W sumie w wyjeździe wzięło udział 14 osób. Poznaliśmy się przez neta i myślę, że było to jedno z lepszych netowych poznań w historii Ziemi:) Wszyscy bez wyjątku (no prawie:), gadamy ze sobą do dziś. Ja ruszam z Agatą w piątek ok. 18.00 z Giszowca i już w niedzielę o 7 rano jesteśmy pod Błękitnym Meczetem. Tego i następnego dnia dociera reszta ekipy. W sumie w Stambule siedzimy 3 dni, następnie jedziemy do Kapadocji
i dalej do Syrii. Generalnie stop w Turcji chyba najlepszy na świecie, nie czeka się dłużej niż minutę:)
Kapadocja.
W Syrii zaczynamy w Aleppo, później Umarłe Miasta, Palmyra i Damaszek (ponoć najstarsze stale zamieszkane miasto na Ziemi), Malula (gdzie ciągle jeszcze mówi się po Aramejsku, czyli językiem którym mówił Jezus), zamki krzyżowców.

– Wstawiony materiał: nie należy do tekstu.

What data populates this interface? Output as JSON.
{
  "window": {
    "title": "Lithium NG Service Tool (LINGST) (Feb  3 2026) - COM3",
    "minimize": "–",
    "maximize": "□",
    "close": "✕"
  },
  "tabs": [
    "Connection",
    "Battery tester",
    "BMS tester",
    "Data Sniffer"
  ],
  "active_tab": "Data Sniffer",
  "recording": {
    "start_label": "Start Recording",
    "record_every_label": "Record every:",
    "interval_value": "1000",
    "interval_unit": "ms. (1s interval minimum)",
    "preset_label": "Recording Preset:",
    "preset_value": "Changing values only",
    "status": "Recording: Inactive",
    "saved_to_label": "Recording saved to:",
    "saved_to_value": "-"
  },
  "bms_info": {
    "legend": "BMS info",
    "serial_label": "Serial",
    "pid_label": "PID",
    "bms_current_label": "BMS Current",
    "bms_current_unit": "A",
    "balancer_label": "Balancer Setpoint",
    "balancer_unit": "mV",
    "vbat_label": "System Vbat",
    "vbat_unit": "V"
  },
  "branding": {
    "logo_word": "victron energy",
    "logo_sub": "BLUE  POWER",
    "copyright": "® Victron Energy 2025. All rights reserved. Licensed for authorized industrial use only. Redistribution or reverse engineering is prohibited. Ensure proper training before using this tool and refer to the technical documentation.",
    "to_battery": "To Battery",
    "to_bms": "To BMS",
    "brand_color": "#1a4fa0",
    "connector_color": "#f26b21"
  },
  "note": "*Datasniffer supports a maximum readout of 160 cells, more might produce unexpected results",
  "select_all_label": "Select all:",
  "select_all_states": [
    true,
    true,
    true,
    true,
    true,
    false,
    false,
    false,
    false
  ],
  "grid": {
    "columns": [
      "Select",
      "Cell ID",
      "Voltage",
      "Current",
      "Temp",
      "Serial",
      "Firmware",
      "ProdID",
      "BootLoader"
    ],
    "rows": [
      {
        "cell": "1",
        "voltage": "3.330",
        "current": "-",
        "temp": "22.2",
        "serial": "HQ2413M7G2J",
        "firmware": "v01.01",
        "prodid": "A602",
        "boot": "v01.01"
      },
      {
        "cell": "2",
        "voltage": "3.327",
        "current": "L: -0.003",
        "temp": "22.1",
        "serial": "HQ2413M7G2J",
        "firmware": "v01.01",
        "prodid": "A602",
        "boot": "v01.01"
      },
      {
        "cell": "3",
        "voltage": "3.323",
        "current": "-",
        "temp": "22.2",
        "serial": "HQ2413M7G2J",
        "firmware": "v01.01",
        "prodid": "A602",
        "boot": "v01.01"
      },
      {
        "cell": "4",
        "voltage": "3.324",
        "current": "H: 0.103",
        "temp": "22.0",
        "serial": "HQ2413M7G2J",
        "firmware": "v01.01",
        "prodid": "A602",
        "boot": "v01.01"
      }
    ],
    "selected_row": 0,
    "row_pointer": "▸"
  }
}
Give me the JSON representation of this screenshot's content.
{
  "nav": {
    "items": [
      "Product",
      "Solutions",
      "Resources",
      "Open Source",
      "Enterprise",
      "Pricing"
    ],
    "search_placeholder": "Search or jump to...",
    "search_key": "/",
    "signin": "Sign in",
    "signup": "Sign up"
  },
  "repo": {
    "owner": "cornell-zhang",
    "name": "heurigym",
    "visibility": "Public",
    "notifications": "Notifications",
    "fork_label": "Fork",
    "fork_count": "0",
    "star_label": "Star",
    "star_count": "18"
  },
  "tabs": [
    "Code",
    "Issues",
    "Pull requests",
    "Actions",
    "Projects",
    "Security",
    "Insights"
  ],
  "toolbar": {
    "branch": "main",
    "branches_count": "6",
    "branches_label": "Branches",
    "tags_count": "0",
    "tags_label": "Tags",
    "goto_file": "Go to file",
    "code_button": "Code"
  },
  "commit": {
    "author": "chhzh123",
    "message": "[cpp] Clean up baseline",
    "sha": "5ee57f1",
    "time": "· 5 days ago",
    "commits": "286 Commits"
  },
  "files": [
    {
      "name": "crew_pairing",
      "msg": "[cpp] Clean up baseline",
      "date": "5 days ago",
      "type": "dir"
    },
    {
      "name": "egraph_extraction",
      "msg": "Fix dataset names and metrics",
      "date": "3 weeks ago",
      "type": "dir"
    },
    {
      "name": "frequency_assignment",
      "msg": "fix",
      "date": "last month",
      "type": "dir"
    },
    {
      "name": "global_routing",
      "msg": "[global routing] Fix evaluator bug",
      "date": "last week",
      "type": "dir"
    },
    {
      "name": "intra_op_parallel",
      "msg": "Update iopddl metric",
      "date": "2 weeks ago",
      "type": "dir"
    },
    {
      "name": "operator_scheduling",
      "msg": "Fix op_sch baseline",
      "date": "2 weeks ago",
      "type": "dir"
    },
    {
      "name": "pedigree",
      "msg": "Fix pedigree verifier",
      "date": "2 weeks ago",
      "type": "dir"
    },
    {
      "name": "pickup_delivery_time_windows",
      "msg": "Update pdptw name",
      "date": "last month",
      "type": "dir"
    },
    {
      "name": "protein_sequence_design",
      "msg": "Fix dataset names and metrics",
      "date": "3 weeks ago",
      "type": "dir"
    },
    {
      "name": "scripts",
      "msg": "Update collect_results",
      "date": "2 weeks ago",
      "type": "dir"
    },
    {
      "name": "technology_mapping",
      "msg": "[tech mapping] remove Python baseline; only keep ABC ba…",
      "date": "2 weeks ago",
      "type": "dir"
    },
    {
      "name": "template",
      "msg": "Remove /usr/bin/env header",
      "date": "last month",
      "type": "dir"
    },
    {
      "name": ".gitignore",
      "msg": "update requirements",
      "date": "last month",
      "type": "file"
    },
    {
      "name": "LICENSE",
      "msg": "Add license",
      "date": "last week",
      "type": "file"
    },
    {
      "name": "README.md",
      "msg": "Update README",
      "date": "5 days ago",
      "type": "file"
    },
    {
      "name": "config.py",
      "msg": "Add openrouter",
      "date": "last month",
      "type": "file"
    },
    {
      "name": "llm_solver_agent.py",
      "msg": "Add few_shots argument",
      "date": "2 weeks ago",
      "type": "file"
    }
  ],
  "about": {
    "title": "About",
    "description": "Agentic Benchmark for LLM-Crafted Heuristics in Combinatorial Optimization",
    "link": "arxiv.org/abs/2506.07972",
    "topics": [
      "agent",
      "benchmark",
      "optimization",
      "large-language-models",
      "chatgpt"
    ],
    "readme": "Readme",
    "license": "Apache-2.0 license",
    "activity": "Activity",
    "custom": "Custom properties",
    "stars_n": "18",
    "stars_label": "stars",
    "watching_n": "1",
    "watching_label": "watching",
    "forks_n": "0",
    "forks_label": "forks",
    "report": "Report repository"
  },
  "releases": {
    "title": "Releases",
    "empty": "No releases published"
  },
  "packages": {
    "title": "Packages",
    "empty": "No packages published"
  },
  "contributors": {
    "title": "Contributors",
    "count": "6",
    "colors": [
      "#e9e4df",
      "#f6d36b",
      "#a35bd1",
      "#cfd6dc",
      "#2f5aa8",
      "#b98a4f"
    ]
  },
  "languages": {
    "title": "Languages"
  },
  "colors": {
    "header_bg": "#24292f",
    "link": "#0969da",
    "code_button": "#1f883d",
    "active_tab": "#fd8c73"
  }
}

Po 8 dniach wracamy do Turcji i jedziemy do Antalyi. Tu plażujemy, wybieramy się na rafting i po 3 dobach wskakujemy do samolotu który zabiera nas do Berlina. Stąd już tylko 8 godzin i lądujemy w domach:).
Agata, Ola, Kasia i Damian. W tle riuny Palmyry.